As a reminder, the Plus deal has plans for 100,000 vehicles to use the driver-in autonomous trucking solution by 2025. The PlusDrive solution would need to top 20,000+ units per year by 2025 while most Lidar sensor firms only sell thousands of sensors per quarter now, at most.

A few more similar deals announced will quickly change the financial equation here for this stock. Innoviz Technologies (INVZ) signed a deal with an automotive firm forecast at $4+ billion worth of backlog bringing the total backlog to $6.6 billion, so the deals proposed by Aeva appear very reasonable.

In addition, partnerships with the NVIDIA (NVDA) DRIVE autonomous platform, Nikon (OTCPK:NINOF) in industrial precision and NASA creating mobile terrain mapping tools provide another set of platforms to expand beyond direct automotive deals.

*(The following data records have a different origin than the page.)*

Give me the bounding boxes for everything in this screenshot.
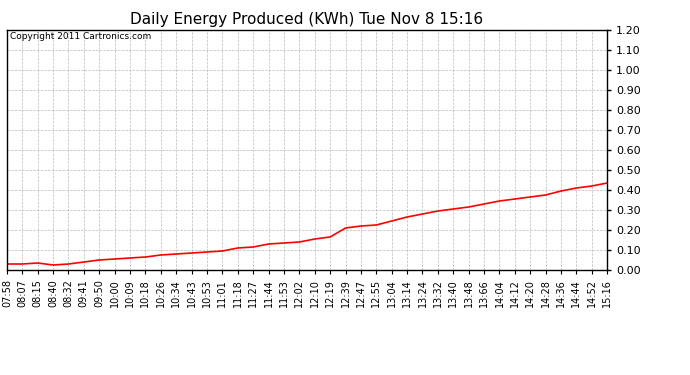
Title: Daily Energy Produced (KWh) Tue Nov 8 15:16: Daily Energy Produced (KWh) Tue Nov 8 15… bbox=[130, 12, 484, 27]
Text: Copyright 2011 Cartronics.com: Copyright 2011 Cartronics.com bbox=[10, 32, 151, 41]
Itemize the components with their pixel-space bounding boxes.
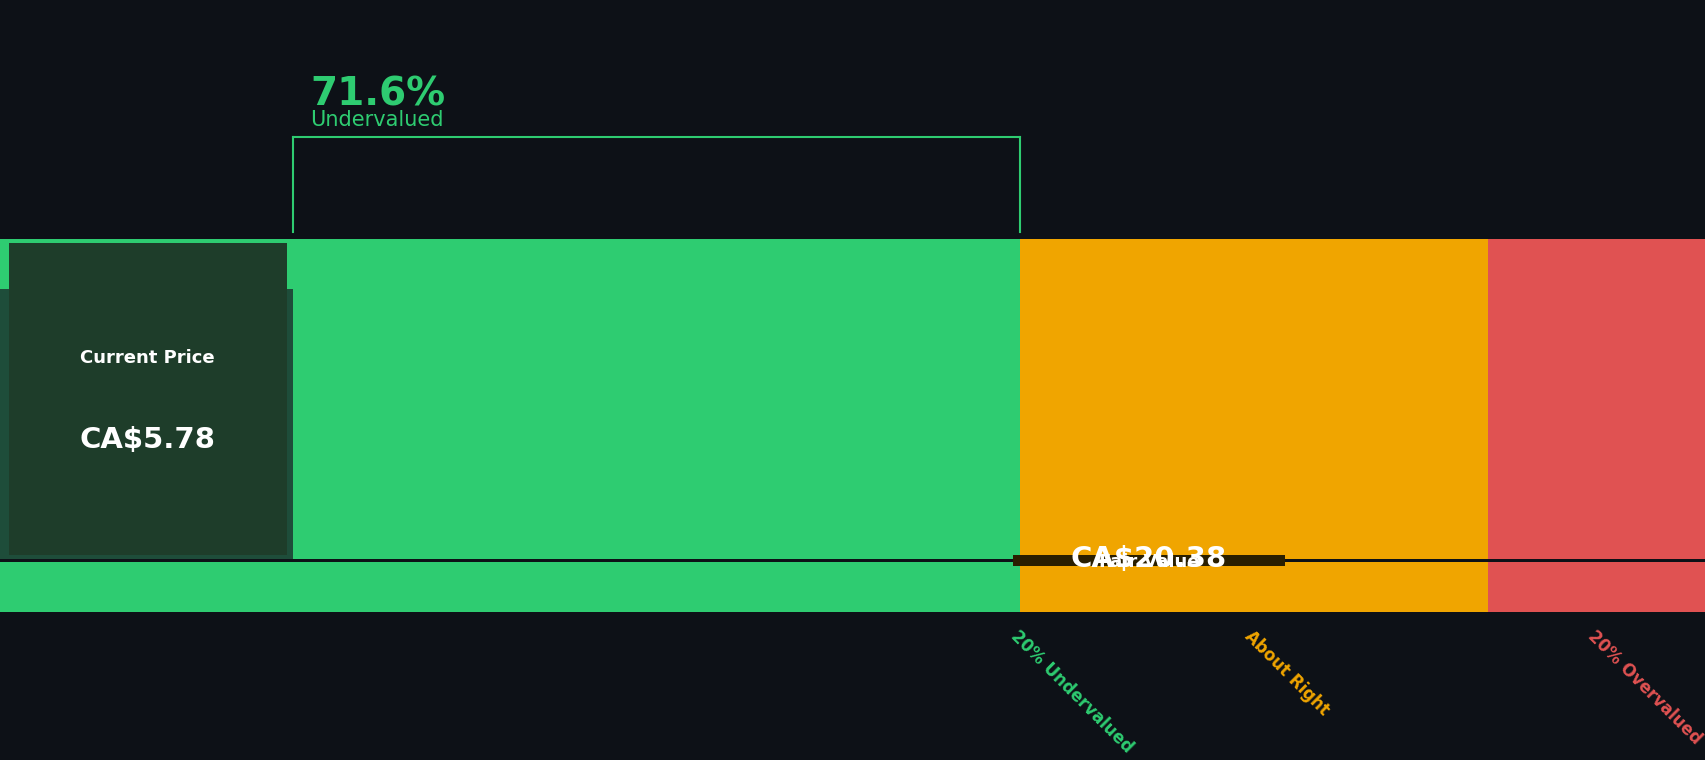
Text: Undervalued: Undervalued [310, 110, 443, 130]
Bar [9, 243, 286, 555]
Bar [1487, 289, 1705, 559]
Bar [1020, 289, 1487, 559]
Bar [1013, 555, 1284, 566]
Bar [293, 289, 1020, 559]
Text: CA$20.38: CA$20.38 [1071, 545, 1226, 573]
Bar [1487, 562, 1705, 612]
Bar [0, 289, 293, 559]
Bar [1020, 239, 1487, 289]
Bar [0, 562, 1020, 612]
Text: Fair Value: Fair Value [1098, 553, 1199, 571]
Bar [1487, 239, 1705, 289]
Text: CA$5.78: CA$5.78 [80, 426, 215, 454]
Bar [0, 239, 1020, 289]
Text: 71.6%: 71.6% [310, 76, 445, 114]
Text: 20% Undervalued: 20% Undervalued [1008, 627, 1136, 756]
Bar [1020, 562, 1487, 612]
Text: 20% Overvalued: 20% Overvalued [1584, 627, 1703, 748]
Text: Current Price: Current Price [80, 350, 215, 368]
Text: About Right: About Right [1241, 627, 1332, 719]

A big key to changing the valuation equation on all of these Lidar sensor stocks is a ramp-up in sales beyond these initial minimal levels. Sales nearly tripled in Q1’22 from last year, but the amount was down sequentially. Even the quarterly forecasts for the year don’t get Aeva to a materially higher plane until Q4 when revenues are forecast to finally top $5 million. After that, analysts still have 2023 numbers reaching just $33 million with massive growth in the years ahead.

Revenue table

Seeking Alpha

Takeaway

The key investor takeaway is that as the backlog continues to build in sector stocks and revenue arrives as some initial production deals launch, the market will start becoming more friendly to the Lidar sensor stocks. Investors need to focus on process over perfection over the next couple of years. Results could easily be lumpy over this period with delays along the way, but ultimately the world is moving towards forms of autonomous driving and advanced safety products and Aeva will benefit.